How to find duplicate images

  1. Add the images you want to check (drag a batch in, or browse). Two or more.
  2. Wait a few seconds while each image is analyzed in your browser.
  3. Drag the similarity slider to tune matching, then read the duplicate groups or the most similar pairs.

Examples

A folder of near-duplicate photos

12 images, including a JPEG and a resized copy of the same shot
3 groups, 5 duplicates of 12 images, with the copy to keep marked in each group

Frequently asked questions

Are my images uploaded anywhere?

No. Every image is analyzed entirely in your browser with a CLIP vision model running via transformers.js (WebGPU accelerated when available, WebAssembly otherwise). Your photos are processed on your device and never leave it. Only the model itself downloads, once, then is cached for instant reuse.

How is this different from a normal duplicate file finder?

Ordinary finders compare file hashes, so they only catch byte-for-byte identical copies. This tool compares how the image looks. It turns each picture into a visual fingerprint and measures similarity, so it also catches resized copies, re-saved JPEGs, format conversions, light crops, and small edits that change the bytes but not the picture.

What does the similarity threshold do?

Each pair of images gets a similarity score from 0 to 100 percent. The threshold is the cutoff for calling two images duplicates. A higher threshold is stricter and only flags near-identical images; a lower one catches looser, more loosely related matches. Changing it re-groups the existing results instantly, with no re-analysis.

What is the difference between duplicate groups and most similar pairs?
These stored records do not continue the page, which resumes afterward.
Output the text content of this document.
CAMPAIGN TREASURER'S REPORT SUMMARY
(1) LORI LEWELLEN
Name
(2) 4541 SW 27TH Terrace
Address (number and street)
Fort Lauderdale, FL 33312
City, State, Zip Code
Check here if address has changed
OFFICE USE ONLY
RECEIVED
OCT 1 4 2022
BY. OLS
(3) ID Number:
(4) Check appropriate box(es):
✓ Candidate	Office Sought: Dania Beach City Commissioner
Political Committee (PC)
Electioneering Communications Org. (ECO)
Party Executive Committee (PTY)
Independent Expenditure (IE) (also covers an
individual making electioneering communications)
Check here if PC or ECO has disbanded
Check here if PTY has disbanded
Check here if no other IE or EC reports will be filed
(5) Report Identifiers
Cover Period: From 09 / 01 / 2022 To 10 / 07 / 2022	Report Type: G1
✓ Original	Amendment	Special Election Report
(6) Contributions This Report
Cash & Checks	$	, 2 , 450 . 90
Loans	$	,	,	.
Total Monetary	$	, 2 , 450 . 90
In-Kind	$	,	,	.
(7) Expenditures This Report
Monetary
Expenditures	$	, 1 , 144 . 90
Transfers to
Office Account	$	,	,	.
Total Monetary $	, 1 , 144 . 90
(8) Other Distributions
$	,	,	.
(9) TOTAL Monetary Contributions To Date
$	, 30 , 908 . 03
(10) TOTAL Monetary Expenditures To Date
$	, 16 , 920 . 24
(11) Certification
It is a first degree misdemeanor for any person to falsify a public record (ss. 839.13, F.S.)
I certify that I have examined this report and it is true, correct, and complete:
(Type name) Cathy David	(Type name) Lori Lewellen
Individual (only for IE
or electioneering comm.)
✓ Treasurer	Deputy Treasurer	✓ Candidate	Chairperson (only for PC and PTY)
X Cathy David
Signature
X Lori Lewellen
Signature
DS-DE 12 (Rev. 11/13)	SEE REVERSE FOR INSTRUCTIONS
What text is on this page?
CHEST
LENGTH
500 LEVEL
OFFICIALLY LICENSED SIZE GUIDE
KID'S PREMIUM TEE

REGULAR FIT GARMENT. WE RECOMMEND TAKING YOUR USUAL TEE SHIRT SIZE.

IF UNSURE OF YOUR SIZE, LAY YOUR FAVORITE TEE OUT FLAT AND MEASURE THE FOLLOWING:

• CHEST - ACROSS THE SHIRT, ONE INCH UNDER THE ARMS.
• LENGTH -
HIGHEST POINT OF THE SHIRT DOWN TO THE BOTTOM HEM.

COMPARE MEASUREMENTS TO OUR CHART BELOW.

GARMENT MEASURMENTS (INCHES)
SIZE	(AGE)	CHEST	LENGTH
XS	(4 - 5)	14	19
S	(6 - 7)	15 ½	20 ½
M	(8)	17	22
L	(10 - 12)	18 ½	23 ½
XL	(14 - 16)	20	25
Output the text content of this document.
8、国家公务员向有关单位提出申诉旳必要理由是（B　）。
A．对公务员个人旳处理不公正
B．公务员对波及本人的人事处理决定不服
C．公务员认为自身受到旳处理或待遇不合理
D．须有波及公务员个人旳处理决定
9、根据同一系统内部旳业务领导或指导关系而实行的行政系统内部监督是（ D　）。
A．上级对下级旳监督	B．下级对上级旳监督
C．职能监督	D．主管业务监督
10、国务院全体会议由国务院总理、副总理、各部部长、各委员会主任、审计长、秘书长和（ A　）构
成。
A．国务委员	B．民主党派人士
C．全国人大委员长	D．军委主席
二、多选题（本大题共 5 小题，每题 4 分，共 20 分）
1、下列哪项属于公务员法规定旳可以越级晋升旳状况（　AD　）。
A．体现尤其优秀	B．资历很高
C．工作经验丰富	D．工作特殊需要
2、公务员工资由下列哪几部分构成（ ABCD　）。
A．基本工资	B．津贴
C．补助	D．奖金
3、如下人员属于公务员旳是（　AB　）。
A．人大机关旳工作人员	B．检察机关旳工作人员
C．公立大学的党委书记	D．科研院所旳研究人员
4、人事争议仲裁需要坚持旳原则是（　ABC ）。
Duplicate groups cluster near-identical images together and mark one to keep plus its duplicates, which is ideal for cleaning up a library. Most similar pairs simply lists every image pair above the threshold, ranked by similarity, which is useful when you want to review matches one by one before deleting anything.

How many images can I check at once?

As many as your browser's memory allows. Each image is analyzed once and its fingerprint is cached, so adjusting the threshold afterward is instant. Very large batches take longer to analyze the first time and use more memory, since the comparison looks at every pair of images.